V - LE CORBEAU

Un matin, les portiers sonnent du cor. Un nonce
Se présente ; il apporte, assisté d'un coureur,
Une lettre du roi qu'on nomme l'empereur ;
Ratbert écrit qu'avant de partir pour Tarente
Il viendra visiter Isora, sa parente,
Pour lui baiser le front et pour lui faire honneur.
Le nonce, s'inclinant, dit au marquis :-Seigneur,
Sa majesté ne fait de visites qu'aux reines.
Au message émané de ses mains très sereines
L'empereur joint un don splendide et triomphant ;
C'est un grand chariot plein de jouets d'enfant ;
Isora bat des mains avec des cris de joie.
Le nonce, retournant vers celui qui l'envoie,
Prend congé de l'enfant, et, comme procureur
Du très victorieux et très noble empereur,
Fait le salut qu'on fait aux têtes souveraines.
-Qu'il soit le bienvenu ! Bas le pont ! bas les chaînes !
Dit le marquis ; sonnez la trompe et l'olifant !-
Et, fier de voir qu'on traite en reine son enfant,
La joie a rayonné sur sa face loyale.
Or, comme il relisait la lettre impériale,
Un corbeau qui passait fit de l'ombre dessus.
-Les oiseaux noirs guidaient Judas cherchant Jésus ;
Sire, vois ce corbeau, dit une sentinelle.

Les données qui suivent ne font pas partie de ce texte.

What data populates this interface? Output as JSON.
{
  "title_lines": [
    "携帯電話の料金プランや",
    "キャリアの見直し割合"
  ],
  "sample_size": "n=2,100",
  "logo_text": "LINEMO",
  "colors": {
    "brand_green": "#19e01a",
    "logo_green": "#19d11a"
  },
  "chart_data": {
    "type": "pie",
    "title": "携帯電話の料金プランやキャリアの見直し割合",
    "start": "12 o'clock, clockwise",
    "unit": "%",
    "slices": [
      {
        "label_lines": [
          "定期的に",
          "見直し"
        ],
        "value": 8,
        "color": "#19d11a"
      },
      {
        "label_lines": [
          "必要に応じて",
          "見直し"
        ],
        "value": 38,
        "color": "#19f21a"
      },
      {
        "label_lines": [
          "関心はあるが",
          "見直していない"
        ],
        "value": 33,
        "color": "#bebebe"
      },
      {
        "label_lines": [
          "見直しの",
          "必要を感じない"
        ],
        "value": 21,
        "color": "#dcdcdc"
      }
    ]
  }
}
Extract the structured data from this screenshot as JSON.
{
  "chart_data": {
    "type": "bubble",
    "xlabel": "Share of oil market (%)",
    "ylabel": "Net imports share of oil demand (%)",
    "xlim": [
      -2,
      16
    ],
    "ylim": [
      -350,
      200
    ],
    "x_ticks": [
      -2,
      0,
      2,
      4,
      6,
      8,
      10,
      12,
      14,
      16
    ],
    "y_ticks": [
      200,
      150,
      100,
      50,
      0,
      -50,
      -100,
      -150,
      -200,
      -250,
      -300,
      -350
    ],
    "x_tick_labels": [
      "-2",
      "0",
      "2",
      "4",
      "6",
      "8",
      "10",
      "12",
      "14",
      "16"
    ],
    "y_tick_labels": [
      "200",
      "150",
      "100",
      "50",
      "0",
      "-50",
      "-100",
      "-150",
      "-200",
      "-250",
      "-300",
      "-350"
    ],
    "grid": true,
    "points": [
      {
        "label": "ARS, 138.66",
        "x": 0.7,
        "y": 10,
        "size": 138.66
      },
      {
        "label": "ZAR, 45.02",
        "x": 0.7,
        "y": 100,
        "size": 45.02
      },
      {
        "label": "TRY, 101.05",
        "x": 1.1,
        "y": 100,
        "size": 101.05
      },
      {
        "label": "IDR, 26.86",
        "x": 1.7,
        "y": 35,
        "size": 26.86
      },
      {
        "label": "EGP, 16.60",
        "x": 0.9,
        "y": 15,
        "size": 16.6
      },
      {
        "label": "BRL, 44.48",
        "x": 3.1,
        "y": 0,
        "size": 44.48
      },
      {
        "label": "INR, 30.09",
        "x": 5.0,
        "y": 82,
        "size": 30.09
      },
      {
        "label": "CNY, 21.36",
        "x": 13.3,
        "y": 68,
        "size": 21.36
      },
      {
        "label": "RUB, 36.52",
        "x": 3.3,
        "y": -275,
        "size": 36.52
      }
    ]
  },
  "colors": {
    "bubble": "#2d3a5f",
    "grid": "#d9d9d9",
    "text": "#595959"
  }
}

Et, regardant l'oiseau planer sur la tournelle : -Bah ! dit l'aïeul, j'étais pas plus haut que cela,
Compagnon, déjà ce corbeau que voilà,
Dans la plus fière tour de toute la contrée
Avait bâti son nid, dont on voyait l'entrée ;
Je le connais ; le soir, volant dans la vapeur,
Il criait ; tous tremblaient ; mais, loin d'en avoir peur,
Moi petit, je l'aimais ; ce corbeau centenaire
Étant un vieux voisin de l'astre et du tonnerre.